Statistical Analysis and Reporting as Applied to Unique Characteristics of Streamed Media
Abstract: The reporting and analysis of streamed media files varies greatly from the reporting and analysis of text and graphics file requests retrieved for display from web sites. Unique characteristics of audio and video files presented in real time over a condition of time raises new questions and challenges when attempting to understand user patterns and traffic reporting. In this short paper measurement systems used within the traditional media markets of radio and television are reviewed. Next, contrasts are drawn between statistical analysis and reporting for streaming media requests and current web site analysis tools. Finally, questions and comments are posed as to how Internet usage of both media and information through digital streaming will be characterized in the future.
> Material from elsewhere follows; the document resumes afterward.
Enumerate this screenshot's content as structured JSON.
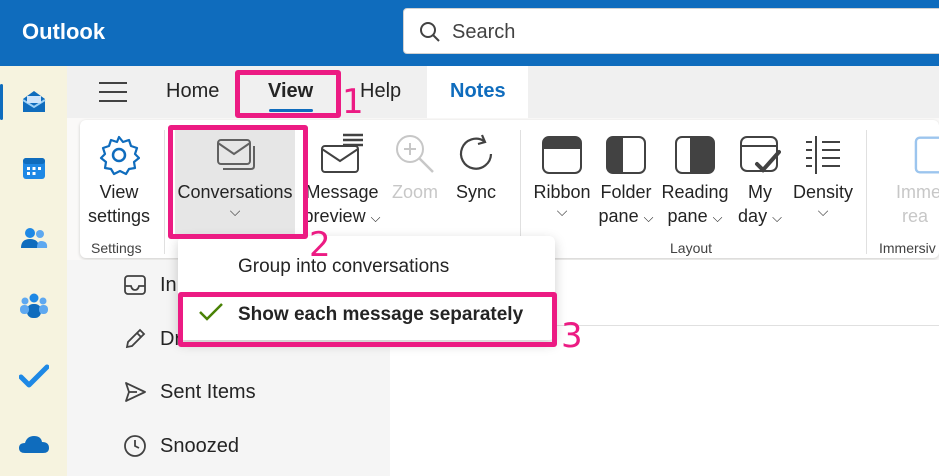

Traditional Media Usage Models
The delivery of audio and video media over the Internet is recent. The delivery of radio and television signals into the home has a greater history, with both media delivery systems evolving into a number of business and communications models. It makes sense then to look at how these two differing media institutions measure the usage and trends of their respective markets and apply what is appropriate to the Internet world.
The two key players in their respective mediums are Arbitron and Nielsen for radio and television. From the onset the greatest difference in usage analysis is that both use sampling methods; however, with the web nearly complete coverage of user requests is achieved. In time, activity patterns across the web and even within enclosed networked systems using streaming media may find sampling to carry a greater advantage, though likely more limited in the scope of the larger set of complete statistical analysis and reporting programs.
Nielsen Media Research, (www.nielsenmedia.com) active in television ratings since 1950, extrapolates data for approximately 99 million households with televisions with a sampling of five thousand viewers. A black box keeps track of what is being viewed at any one time on the television, and is invisible to the viewer, not unlike a log file is invisible to a web audience. This is one of several methods used, including diaries during their "sweeps" periods. The requirements for the analysis is fairly simple, "provide an estimate of audience for just about every program that can be seen on TV". That is, how many are watching and at what time. Additionally, they keep track of commercials that have been on television and rank television programs in order of viewers.
The Arbitron Company (www.arbitron.com) is another well-known media research firm. Among other information services it measures radio audiences in local markets across the United States. The Arbitron system of radio ratings relies on diaries kept by users to create its reports. The number of listeners recruited into the program number over two million a year and represent over a million diaries. They then provide local markets with "software tools for analyzing its quantitative measures and integrating that information with local market consumer data." Important to the radio format is the need to understand total listening time to a particular frequency along with specific programs. Interestingly for radio, Internet- only radio stations are cropping up at a great rate on the Web, creating a greater urgency for accurate measurement along the business lines of the Arbitron rating system.
An example of an Internet broadcast of a traditional radio station shows some interesting numbers. In January of 1998, KIRO710 Newsradio (www.kiro710.com), a Seattle news and information radio station, accrued over 40,000 file requests of its broadcast over the Internet. By far the most listened-to segment was its live broadcast, which averaged slightly greater than 6.5 minutes per instance of listening time. There is little doubt that the numbers the 710 AM station achieved have grown since. Given that the KIRO radio broadcast is one of the most popular radio stations in the Puget Sound region, the numbers may not create much impact, but many small stations would be pleased with those figures.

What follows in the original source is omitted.